Begini: Athletic Club, terutama saat mereka berada di San Mamés, adalah binatang yang sama sekali berbeda. Kekalahan 4-2 di perempat final Copa del Rey pada bulan Januari? Itu terasa lebih seperti ukuran yang sebenarnya. Dua gol dari Williams bersaudara, satu di menit ke-105 dari Nico untuk menyegelnya, satu lagi dari Iñaki di menit ke-121. Skor akhir menyanjung Barcelona, yang mengejar bayangan untuk durasi yang signifikan. Robert Lewandowski dan Lamine Yamal keduanya mencetak gol, tentu saja, tetapi performa keseluruhan tidak rapi.

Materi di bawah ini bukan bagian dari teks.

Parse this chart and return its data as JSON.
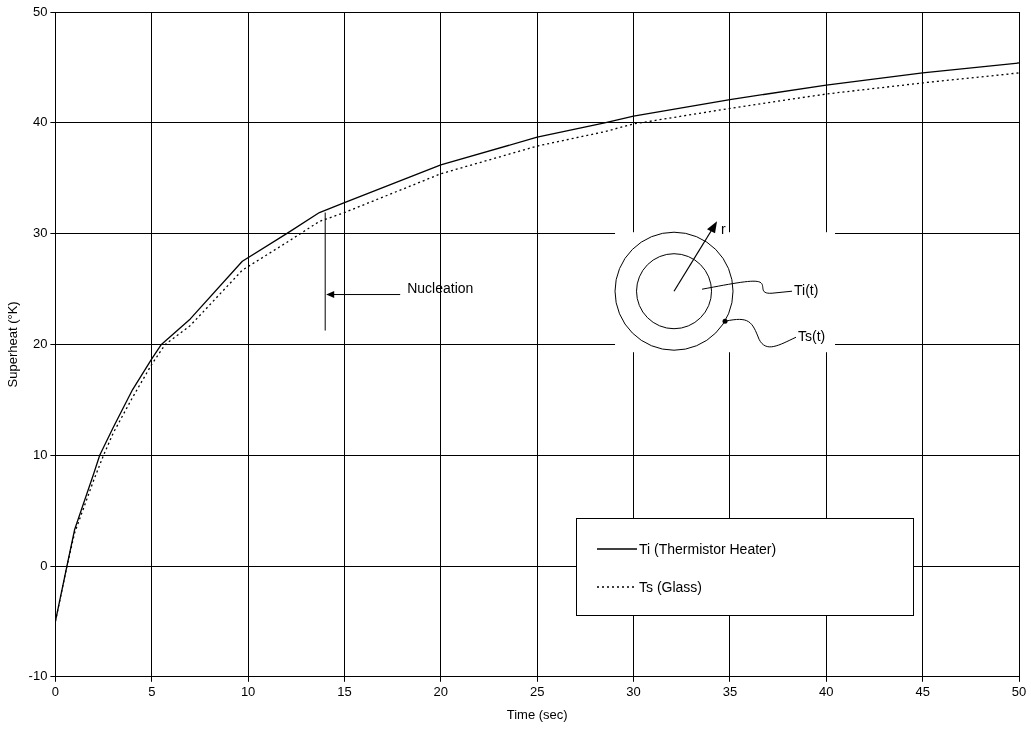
{
  "chart_data": {
    "type": "line",
    "xlabel": "Time (sec)",
    "ylabel": "Superheat (°K)",
    "xlim": [
      0,
      50
    ],
    "xticks": [
      0,
      5,
      10,
      15,
      20,
      25,
      30,
      35,
      40,
      45,
      50
    ],
    "ylim": [
      -10,
      50
    ],
    "yticks": [
      -10,
      0,
      10,
      20,
      30,
      40,
      50
    ],
    "grid": true,
    "legend": "bottom right",
    "marker": "none",
    "annotations": [
      "r",
      "Ti(t)",
      "Ts(t)"
    ],
    "ref_lines": [
      {
        "axis": "x",
        "value": 14,
        "label": "Nucleation",
        "color": "#000000"
      }
    ],
    "series": [
      {
        "name": "Ti (Thermistor Heater)",
        "color": "#000000",
        "line_style": "solid",
        "x": [
          0,
          0.6,
          1,
          2,
          2.3,
          3,
          4,
          5,
          5.5,
          7,
          9.7,
          12,
          13.7,
          15,
          20,
          25,
          28.5,
          30,
          35,
          40,
          45,
          50
        ],
        "values": [
          -5,
          0,
          3.3,
          8.4,
          10,
          12.5,
          15.9,
          18.7,
          20,
          22.3,
          27.5,
          30,
          31.9,
          32.8,
          36.2,
          38.7,
          40,
          40.6,
          42.1,
          43.4,
          44.5,
          45.4
        ]
      },
      {
        "name": "Ts (Glass)",
        "color": "#000000",
        "line_style": "dotted",
        "x": [
          0,
          0.6,
          1,
          2,
          2.5,
          3,
          4,
          5,
          5.7,
          7,
          9.7,
          12,
          13.7,
          15,
          20,
          25,
          28.5,
          30,
          35,
          40,
          45,
          50
        ],
        "values": [
          -5,
          0,
          3,
          7.8,
          10,
          12,
          15.2,
          18.2,
          20,
          21.7,
          26.7,
          29.2,
          31.1,
          31.9,
          35.4,
          37.9,
          39.2,
          39.9,
          41.3,
          42.6,
          43.6,
          44.5
        ]
      }
    ]
  }
}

Yamal bahkan melewatkan peluang emas di awal perpanjangan waktu yang seharusnya menyamakan kedudukan menjadi 3-3. Itulah momen-momen yang menyakitkan.
Konteks dan Sejarah
**Ujian San Mamés**
Pergi ke San Mamés tidak pernah mudah bagi Barcelona. Atmosfer saja bisa mengguncang tim, dan tim Athletic di bawah Valverde ini bermain dengan intensitas yang hanya sedikit di La Liga yang bisa menandingi. Mereka menekan tanpa henti, mereka berburu dalam kelompok, dan mereka tidak menyerah sedikit pun. Mereka hanya kalah sekali di kandang di liga musim ini – kekalahan 2-0 dari Real Madrid pada pekan pembukaan – dan telah mencetak 34 gol di sana dalam 15 pertandingan liga. Itu adalah benteng yang serius.
Dengar, masalah terbesar Barcelona bukan hanya lawan; itu adalah inkonsistensi mereka sendiri. Mereka telah kehilangan poin di terlalu banyak pertandingan krusial. Hasil imbang 3-3 di kandang melawan Granada pada bulan Februari, misalnya, terasa seperti keruntuhan, terutama setelah unggul 1-0. Bahkan dalam kemenangan, mereka sering terlihat rentan. Marc-André ter Stegen harus melakukan penyelamatan ajaib lebih sering daripada yang Xavi inginkan. Struktur pertahanan, terutama tanpa Ronald Araújo dalam kondisi terbaiknya, terkadang goyah di bawah tekanan. Dan meskipun Pau Cubarsí telah menjadi sebuah wahyu, dia masih seorang remaja yang diminta untuk menjadi jangkar lini belakang.
Situasi Saat Ini
**Absennya Gavi Masih Terasa**
Semua orang membicarakan potensi kembalinya Gavi, dan tentu saja, energi dan gigihnya di lini tengah sangat dirindukan. Dia adalah seorang pejuang. Tapi menggantungkan semua harapan Barcelona padanya untuk secara ajaib memperbaiki masalah Athletic Club mereka adalah delusi. Gavi adalah pemain hebat, tapi dia bukan kode curang taktis. Dia tidak akan tiba-tiba mengubah Andreas Christensen menjadi pemain kelas dunia di lini tengah bertahan, juga tidak akan menambah ancaman gol yang konsisten yang telah hilang dari area tengah. Faktanya, Barcelona belum secara memadai menggantikan kecerdasan dan distribusi pertahanan Sergio Busquets. Oriol Romeu seharusnya menjadi orang itu, tetapi dia hanya bermain 90 menit dalam pertandingan La Liga dua kali sejak Januari. Itu adalah tanda bahaya besar.
Prediksi saya? Kelemahan pertahanan Barcelona, dikombinasikan dengan serangan Athletic yang tanpa henti, berarti pertandingan berikutnya akan menjadi pertarungan yang melelahkan lagi. Harapkan Athletic mencetak gol lebih dulu, dan Barcelona akan menghabiskan sisa pertandingan mencoba keluar dari lubang. Saya memprediksi kemenangan 2-1 untuk Athletic Club.